In one terminal window run:
zdi kafka consume-topic kafkabus.heartbeat
In another terminal window run:
zdi kafka create-message kafkabus.heartbeat
hello
Your message should show in the consume-topic
window.
If you don't usually develop Scala applications, you will need to install Java / SBT.
brew tap AdoptOpenJDK/openjdk
brew cask install adoptopenjdk11
brew install sbt
These steps may take a while if you haven't done much Scala development before as lots of dependencies are pulled from the internet.
Follow the instructions on https://github.com/zendesk/zendesk-scala-api-template.g8/blob/master/README.md to generate a project with a Kafka consumer.
Run the project with sbt run
(full instructions in template project).
In the terminal window you are using to publish messages, publish another message again with zdi kafka create-message kafkabus.heartbeat
. You should now
be able to see that message displayed from your consumer.
Open your project in intellij (community edition is fine).
Have a look at:
MyKafkaConsumer
- the kafka consumer you can start to tweakbuild.sbt
- to see what dependencies this project has
If you are new to Scala, don't worry if you don't get this far.
Before you start, commit the template generated code so if you make a mistake you can easily revert:
git init
git add .
git commit -m "Project generated from template"
These imports may help with completing the exercises:
import scala.concurrent.duration._
import monix.execution.Scheduler.Implicits.global
Copy ElasticSearch.scala
into your project. Instead of just printing the values in MyKafkaConsumer
, try saving them
to the very fake ElasticSearch.insertOrUpdate
. You will need to make use of the mapAsync operation.
Start with a parallelism of 1.
Run your updated consumer. Now publish a lot of messages to the topic and see how the consumer performs (it logs every 1000 messages inserted).
zdi kafka shell
cd /opt/kafka/bin
root@ebf69e8485f6:/opt/kafka/bin# ./kafka-producer-perf-test.sh --topic kafkabus.heartbeat --throughput 10000 --record-size 10 --num-records 10000 --producer-props bootstrap.servers=kafka.docker:9092
This will output something like:
10000 records sent, 9746.588694 records/sec (0.09 MB/sec), 6.25 ms avg latency, 298.00 ms max latency, 5 ms 50th, 15 ms 95th, 35 ms 99th, 44 ms 99.9th.

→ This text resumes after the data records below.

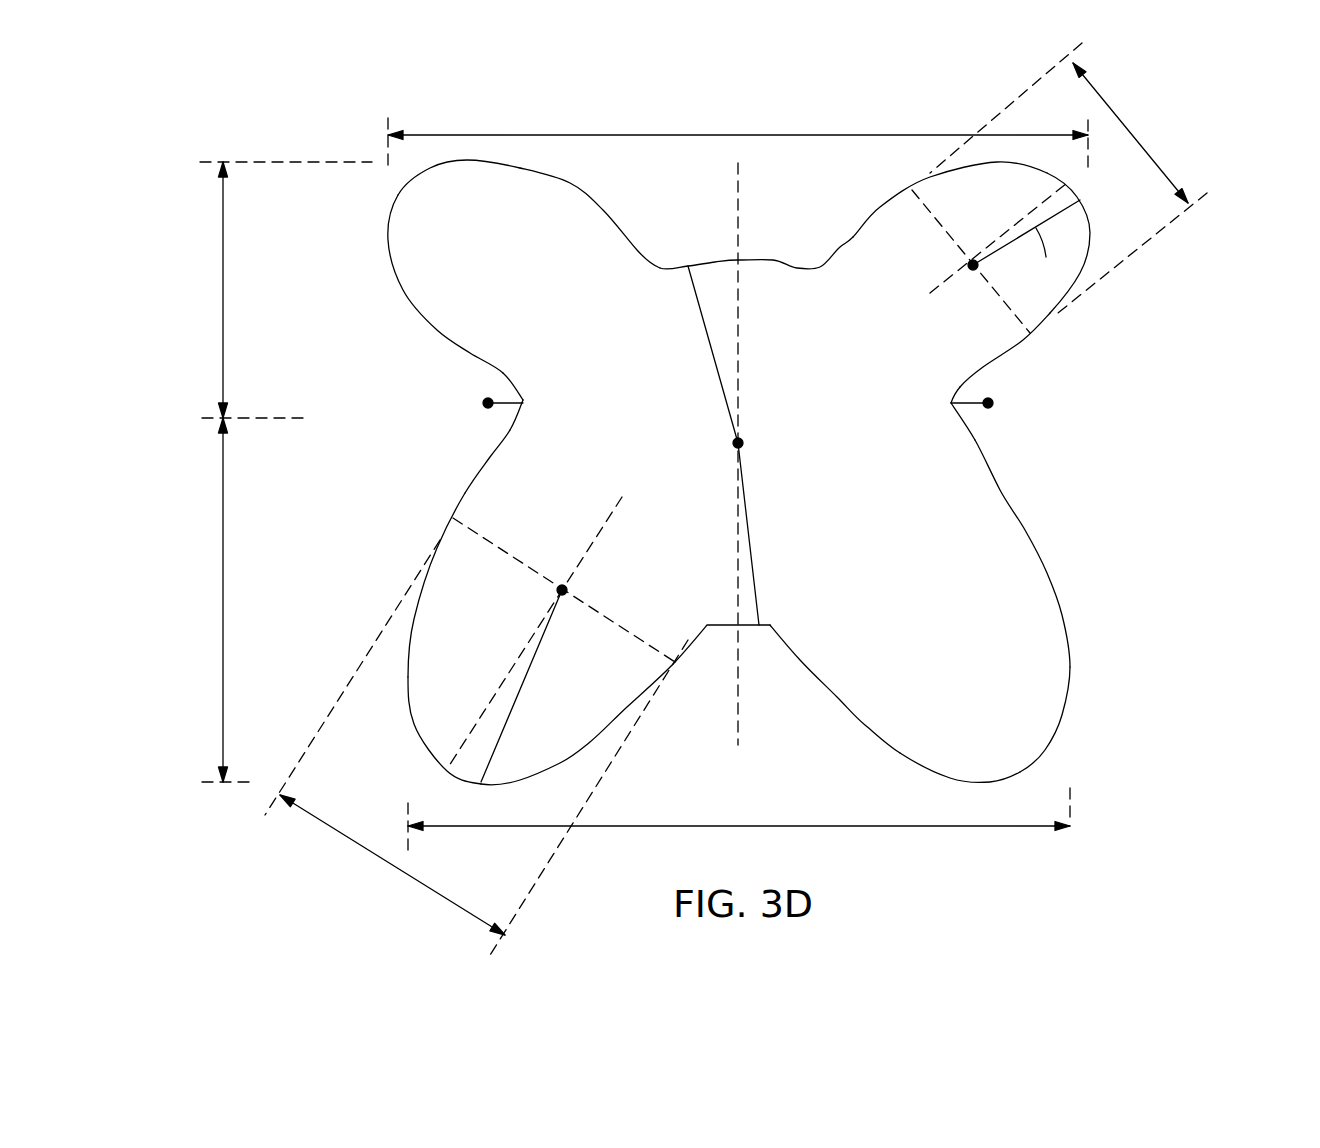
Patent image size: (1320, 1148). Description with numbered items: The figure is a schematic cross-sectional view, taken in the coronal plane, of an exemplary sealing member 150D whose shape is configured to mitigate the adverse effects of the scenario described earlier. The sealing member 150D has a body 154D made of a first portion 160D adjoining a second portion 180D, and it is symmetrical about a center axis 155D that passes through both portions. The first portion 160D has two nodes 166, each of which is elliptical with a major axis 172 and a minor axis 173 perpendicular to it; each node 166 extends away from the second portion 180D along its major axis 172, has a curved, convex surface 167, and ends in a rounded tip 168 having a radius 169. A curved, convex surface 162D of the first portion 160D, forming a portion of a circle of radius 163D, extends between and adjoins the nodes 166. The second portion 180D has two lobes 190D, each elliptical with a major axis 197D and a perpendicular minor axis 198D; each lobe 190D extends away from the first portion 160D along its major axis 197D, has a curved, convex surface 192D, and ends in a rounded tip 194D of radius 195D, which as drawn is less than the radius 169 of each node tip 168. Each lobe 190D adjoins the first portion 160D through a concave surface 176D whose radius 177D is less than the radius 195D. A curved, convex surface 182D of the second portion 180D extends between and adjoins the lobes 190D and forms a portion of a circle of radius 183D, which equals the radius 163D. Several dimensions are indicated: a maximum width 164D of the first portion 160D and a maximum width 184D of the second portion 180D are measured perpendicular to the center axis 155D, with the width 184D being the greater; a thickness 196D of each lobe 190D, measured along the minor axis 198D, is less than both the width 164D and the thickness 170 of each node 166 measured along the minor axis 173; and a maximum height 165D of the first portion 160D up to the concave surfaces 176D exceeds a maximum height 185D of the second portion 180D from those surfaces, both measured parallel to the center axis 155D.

The sealing member 150D is at (771, 501).
The body 154D is at (1040, 602).
The center axis 155D is at (740, 175).
The first portion 160D is at (733, 695).
The convex surface 162D is at (747, 630).
The radius 163D is at (757, 572).
The maximum width 164D is at (905, 828).
The maximum height 165D is at (223, 605).
The node 166 is at (922, 663).
The convex surface 167 is at (1072, 690).
The tip 168 is at (1025, 775).
The radius 169 is at (508, 724).
The thickness 170 is at (345, 836).
The major axis 172 is at (597, 537).
The minor axis 173 is at (628, 630).
The concave surface 176D is at (530, 410).
The radius 177D is at (500, 408).
The second portion 180D is at (787, 243).
The convex surface 182D is at (724, 265).
The radius 183D is at (712, 350).
The maximum width 184D is at (648, 130).
The maximum height 185D is at (223, 290).
The lobe 190D is at (450, 308).
The convex surface 192D is at (557, 185).
The tip 194D is at (403, 183).
The radius 195D is at (1026, 242).
The thickness 196D is at (1162, 152).
The major axis 197D is at (947, 286).
The minor axis 198D is at (1000, 297).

Now look at how long your consumer took. You will see some log statements like:
{"@timestamp":"2020-06-16T23:35:31.147Z","@version":"1","message":"ES index contains 1000 documents","logger_name":"com.zendesk.zts.search.ElasticSearch$","thread_name":"scala-execution-context-global-18","level":"INFO","level_value":20000,"zendesk_pod":"unknown-pod"}
{"@timestamp":"2020-06-16T23:35:33.727Z","@version":"1","message":"ES index contains 2000 documents","logger_name":"com.zendesk.zts.search.ElasticSearch$","thread_name":"scala-execution-context-global-18","level":"INFO","level_value":20000,"zendesk_pod":"unknown-pod"}
Note there is a couple of seconds between those log statements.
Consider committing before continuing.
Elasticsearch is more efficient with batches. https://www.elastic.co/guide/en/elasticsearch/reference/current/docs-bulk.html
Performs multiple indexing or delete operations in a single API call. This reduces overhead and can greatly increase indexing speed.
Switch to using ElasticSearch.bulkInsertOrUpdate
with batches of 50 records groupedWithin
5.milliseconds
.
Rerun the consumer and do another bulk publish of messages. Compare the performance to before using the log output.